Coster’s frauds became known to Alderman Sir Peter Laurie, who set himself to unmask and convict him. It might have been more difficult had not the villain added forgery to his lesser swindles. He began to circulate bogus banknotes, and in February, 1833, sent to Honiton an order for lace, enclosing three ten-pound notes in payment, all of which were forged. Clark, the lacemaker, discovered the fraud, and forwarded the notes to the solicitors of the Bank of England. A plan was laid for the transmission of fictitious parcels to the address given by Coster, “W. Jackson, at the Four Swans, Bishopsgate Street,” and when Smith, the assistant, applied for them he was arrested. Coster’s complicity was next ascertained, and he was secured. The letter ordering the lace proved to be in his handwriting, but the strongest evidence against the prisoner was that of two of his former instruments, who gladly turned upon him. Coster was transported for life, Smith for a shorter term.

WALTER SHERIDAN.

One of the most successful of modern criminal adventurers was the American, Walter Sheridan, who was said to be the originator of the great Bank of England forgeries for which the Bidwells were afterwards punished. Some say that he was the moving spirit in the whole business, but whether he did more than plan the affair may be doubted, and his name was never mixed up with it. An eminent police officer of New York, Mr. George W. Walling, states in his Reminiscences that Sheridan became disgusted with the way in which the job was worked, and declined to be further associated with such unsatisfactory partners. It is possible that, had he been allowed to carry out “the job” in his own way, it might have been accomplished without detection, to the more serious discomfiture of the Bank.

Sheridan is a typical modern criminal, having great natural gifts, unerring instinct in divining profitable operations, uncommon quickness and astuteness in planning details and executing them. No one has better utilised to his own advantage the numberless chances offered by the intricate machinery of modern trade and finance. He began in the lower lines of fraud. Full of an adventurous spirit, he ran away from his home, a small farm in Ohio, when only a boy, resolved to seek fortune by any means in the busy centres of life. St. Louis was his first point: here he at once fell into bad company, and became associated with desperadoes, especially those engaged in the confidence trick. In 1858, when just twenty, he was caught and tried for horse-stealing, but just before sentence escaped to Chicago, where he became the pupil of a certain Joe Moran, a noted hotel thief, with whom he worked the hotels around very profitably for two or three years. At last, however, he was arrested and “did time.”

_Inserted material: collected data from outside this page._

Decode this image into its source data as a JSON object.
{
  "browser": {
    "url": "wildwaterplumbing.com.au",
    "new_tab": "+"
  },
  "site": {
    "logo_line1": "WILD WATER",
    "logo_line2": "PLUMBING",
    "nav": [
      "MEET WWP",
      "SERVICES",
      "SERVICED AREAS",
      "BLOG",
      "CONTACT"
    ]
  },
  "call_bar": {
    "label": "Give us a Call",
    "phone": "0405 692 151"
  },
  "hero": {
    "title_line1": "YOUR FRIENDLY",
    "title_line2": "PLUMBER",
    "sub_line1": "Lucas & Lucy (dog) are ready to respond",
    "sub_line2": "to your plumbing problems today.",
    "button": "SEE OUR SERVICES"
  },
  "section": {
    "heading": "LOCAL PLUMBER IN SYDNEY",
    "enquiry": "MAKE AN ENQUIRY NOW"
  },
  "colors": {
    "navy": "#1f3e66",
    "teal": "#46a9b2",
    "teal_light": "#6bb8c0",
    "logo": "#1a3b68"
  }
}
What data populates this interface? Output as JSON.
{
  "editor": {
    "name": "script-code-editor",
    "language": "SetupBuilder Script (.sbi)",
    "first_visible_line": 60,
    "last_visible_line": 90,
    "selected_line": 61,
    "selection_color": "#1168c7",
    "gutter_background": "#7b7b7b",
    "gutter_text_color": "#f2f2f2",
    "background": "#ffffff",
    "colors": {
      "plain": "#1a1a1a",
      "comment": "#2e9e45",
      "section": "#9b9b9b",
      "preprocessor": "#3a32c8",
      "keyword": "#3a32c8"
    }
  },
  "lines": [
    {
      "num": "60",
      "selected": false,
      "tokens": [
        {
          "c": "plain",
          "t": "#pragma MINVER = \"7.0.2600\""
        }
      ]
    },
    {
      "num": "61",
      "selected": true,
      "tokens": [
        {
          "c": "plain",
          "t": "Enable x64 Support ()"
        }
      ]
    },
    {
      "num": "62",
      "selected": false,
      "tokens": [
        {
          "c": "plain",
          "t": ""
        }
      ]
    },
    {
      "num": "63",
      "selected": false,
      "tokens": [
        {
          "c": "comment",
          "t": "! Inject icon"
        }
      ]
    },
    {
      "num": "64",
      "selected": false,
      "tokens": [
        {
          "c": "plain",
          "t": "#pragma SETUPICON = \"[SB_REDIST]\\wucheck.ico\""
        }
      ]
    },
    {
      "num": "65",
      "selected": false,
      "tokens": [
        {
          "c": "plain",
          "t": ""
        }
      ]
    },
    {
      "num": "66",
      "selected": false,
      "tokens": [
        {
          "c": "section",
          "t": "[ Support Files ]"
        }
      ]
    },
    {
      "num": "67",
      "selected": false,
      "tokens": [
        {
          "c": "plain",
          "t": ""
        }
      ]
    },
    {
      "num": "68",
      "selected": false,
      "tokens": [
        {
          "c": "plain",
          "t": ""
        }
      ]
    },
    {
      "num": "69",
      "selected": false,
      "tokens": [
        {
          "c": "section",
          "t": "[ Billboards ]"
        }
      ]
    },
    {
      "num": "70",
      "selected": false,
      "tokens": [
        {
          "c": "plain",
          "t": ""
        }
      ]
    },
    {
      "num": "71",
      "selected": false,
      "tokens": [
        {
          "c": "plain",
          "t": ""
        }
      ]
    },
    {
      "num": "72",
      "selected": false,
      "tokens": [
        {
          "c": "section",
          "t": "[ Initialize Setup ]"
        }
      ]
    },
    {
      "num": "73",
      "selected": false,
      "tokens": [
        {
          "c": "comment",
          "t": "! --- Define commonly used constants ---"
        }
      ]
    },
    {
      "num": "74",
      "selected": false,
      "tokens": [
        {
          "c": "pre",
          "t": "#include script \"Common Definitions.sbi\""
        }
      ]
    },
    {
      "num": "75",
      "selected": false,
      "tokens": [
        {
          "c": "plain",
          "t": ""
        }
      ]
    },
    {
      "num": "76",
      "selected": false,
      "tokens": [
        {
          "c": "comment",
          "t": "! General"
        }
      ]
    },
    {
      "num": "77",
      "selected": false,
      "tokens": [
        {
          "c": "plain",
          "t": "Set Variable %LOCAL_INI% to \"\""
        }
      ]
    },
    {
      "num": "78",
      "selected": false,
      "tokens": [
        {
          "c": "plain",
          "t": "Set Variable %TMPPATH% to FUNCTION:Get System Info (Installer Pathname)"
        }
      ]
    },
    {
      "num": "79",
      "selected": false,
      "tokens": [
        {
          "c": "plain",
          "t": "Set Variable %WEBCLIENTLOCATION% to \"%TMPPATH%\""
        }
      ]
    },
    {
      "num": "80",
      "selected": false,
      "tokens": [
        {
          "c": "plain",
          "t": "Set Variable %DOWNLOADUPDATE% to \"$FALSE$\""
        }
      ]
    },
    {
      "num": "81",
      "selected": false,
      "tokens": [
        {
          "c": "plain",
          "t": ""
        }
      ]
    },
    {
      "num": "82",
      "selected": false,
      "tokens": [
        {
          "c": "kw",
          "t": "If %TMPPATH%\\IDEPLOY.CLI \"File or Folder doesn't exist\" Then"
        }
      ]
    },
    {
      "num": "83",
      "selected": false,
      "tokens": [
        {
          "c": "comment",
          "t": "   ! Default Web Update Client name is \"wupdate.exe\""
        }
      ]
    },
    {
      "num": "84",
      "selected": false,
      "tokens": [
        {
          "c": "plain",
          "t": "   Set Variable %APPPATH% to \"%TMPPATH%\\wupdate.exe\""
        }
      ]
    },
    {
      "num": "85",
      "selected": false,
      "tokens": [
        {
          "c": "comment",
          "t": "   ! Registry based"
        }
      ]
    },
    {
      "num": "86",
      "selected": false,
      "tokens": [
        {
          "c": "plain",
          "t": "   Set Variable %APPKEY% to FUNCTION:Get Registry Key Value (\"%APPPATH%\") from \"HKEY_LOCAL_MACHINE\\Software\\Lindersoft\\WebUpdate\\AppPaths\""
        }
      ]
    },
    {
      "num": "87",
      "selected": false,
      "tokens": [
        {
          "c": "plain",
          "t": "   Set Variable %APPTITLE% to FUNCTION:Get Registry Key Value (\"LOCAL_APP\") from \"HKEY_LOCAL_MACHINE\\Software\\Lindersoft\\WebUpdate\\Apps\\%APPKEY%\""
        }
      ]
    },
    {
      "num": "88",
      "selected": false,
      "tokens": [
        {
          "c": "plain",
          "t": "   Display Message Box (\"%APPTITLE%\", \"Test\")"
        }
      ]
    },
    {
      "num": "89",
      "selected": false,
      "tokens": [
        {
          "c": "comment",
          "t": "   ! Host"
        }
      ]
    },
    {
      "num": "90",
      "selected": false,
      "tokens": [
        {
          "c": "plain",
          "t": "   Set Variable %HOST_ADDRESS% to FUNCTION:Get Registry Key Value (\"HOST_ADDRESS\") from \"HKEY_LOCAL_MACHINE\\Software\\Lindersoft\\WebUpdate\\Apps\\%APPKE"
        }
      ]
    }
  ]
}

On his release, Moran being dead, Sheridan took up a higher line of business and became a “bank sneak,” the clever thief who robs banks by bounce or stratagem. In this business he was greatly aided by a fine presence and an insinuating address. He was the life and soul of the gang he joined, the brains and leader of his associates, and his successes in this direction were many. With two confederates he robbed the First National Bank of Springfield, Illinois, obtaining some 35,000 dollars from the vaults. Next he secured 50,000 dollars from a fire insurance company; again, 37,000 dollars from the Mechanics’ Bank of Scranton. A very few years of this made him a rich man, and by 1867 he was supposed to be worth some £15,000 or £20,000. He had gone latterly into partnership with the notorious George Williams, commonly called “English George,” a well-known depredator and bank thief. About this time he participated in the plunder of the Maryland Fire Insurance Company of Baltimore, and fingered a large part of the 75,000 dollars taken, in money and negotiable bonds, not one cent of which was ever recovered. One of his neatest thefts was relieving Judge Blatchford, of New York, of a wallet containing 75,000 dollars’ worth of bonds.

Misfortune overtook him at last, and he failed in his attempt to rob the First National Bank of Cleveland, Ohio, in 1870. One of his confederates had laid hands on 32,000 dollars, but was caught in the act of carrying off the packages of notes, and Sheridan was arrested as an accomplice. He was very virtuously indignant at this shameful imputation, and his bail was accordingly accepted for 7,000 dollars, which he at once sacrificed and fled. But now the famous Pinkerton detectives were put upon his track. Allan Pinkerton, who was assisted by his son William, soon ascertained that Sheridan owned a prosperous hotel at Hudson, Michigan, in which State he also possessed much landed property. The Pinkertons took up their quarters at this hotel, which was under the management of Sheridan’s brother-in-law. Chiefly anxious, while cautiously prosecuting inquiries, to secure a photograph of the man so much wanted—for nothing of the kind was as yet in the hands of the police authorities—young Pinkerton stuck at nothing to obtain this valuable clue, and having ascertained where the family rooms were located in the hotel, he broke in and captured an excellent likeness of Sheridan, which was speedily copied and distributed among the various Pinkerton agencies in the United States and beyond the Atlantic.

Sheridan about this time came in person to his hotel to visit his relatives. The Pinkertons did not lay hands on him here among his friends, but they shadowed him closely when he moved on, and by-and-by captured him at Sandusky, Ohio. He was taken to Chicago, but made a desperate attempt to escape, which was foiled, and he was eventually put upon his trial. He retained the very best legal advice, paid large sums—no less than £4,000—in fees, and was eventually acquitted through the clever use of legal technicalities.

Sheridan, after this narrow escape from well-merited retribution, “went East,” and organised fresh depredations in new localities. They were often on the most gigantic scale, thanks to his wonderful genius for evil. The robbery of the Falls City Tobacco Bank realised plunder to the value of £60,000 to his gang, and Sheridan, now at the very pinnacle of his criminal career, must have himself been worth quite £50,000. In these days he made a great external show of respectability, and cultivated good business and social relations. This aided him in the still larger schemes of forgery on which he now entered, the largest ever known in the United States, which comprised the most gigantic creation of false securities and bonds. It was an extraordinary undertaking, slowly and elaborately prepared. Taking the name of Ralston, he passed himself off as a rich Californian. He began to speculate largely in grain, becoming a member of the Produce Exchange, and obtaining large advances on cargoes of grain. At the same time he kept a desk in a broker’s office in Broadway as a basis of operations. His next move was to gain the confidence of the President of the New York Indemnity Company, to whom he represented that his mother held a great number of railway bonds, on which he sought a large loan to cover the purchase of real estate. Sheridan offered £25,000 worth of these securities, and readily obtained an advance to a third of their value. These bonds were all forgeries, but so faultless in execution that they deceived the keenest eyes. It was not the only fraud of the kind, although details of the rest are wanting. But it is generally believed that the total losses incurred by the companies and institutions on whom Sheridan forged amounted to nearly a million of money. Many Wall Street brokers and a number of private investors were utterly ruined by these wholesale frauds.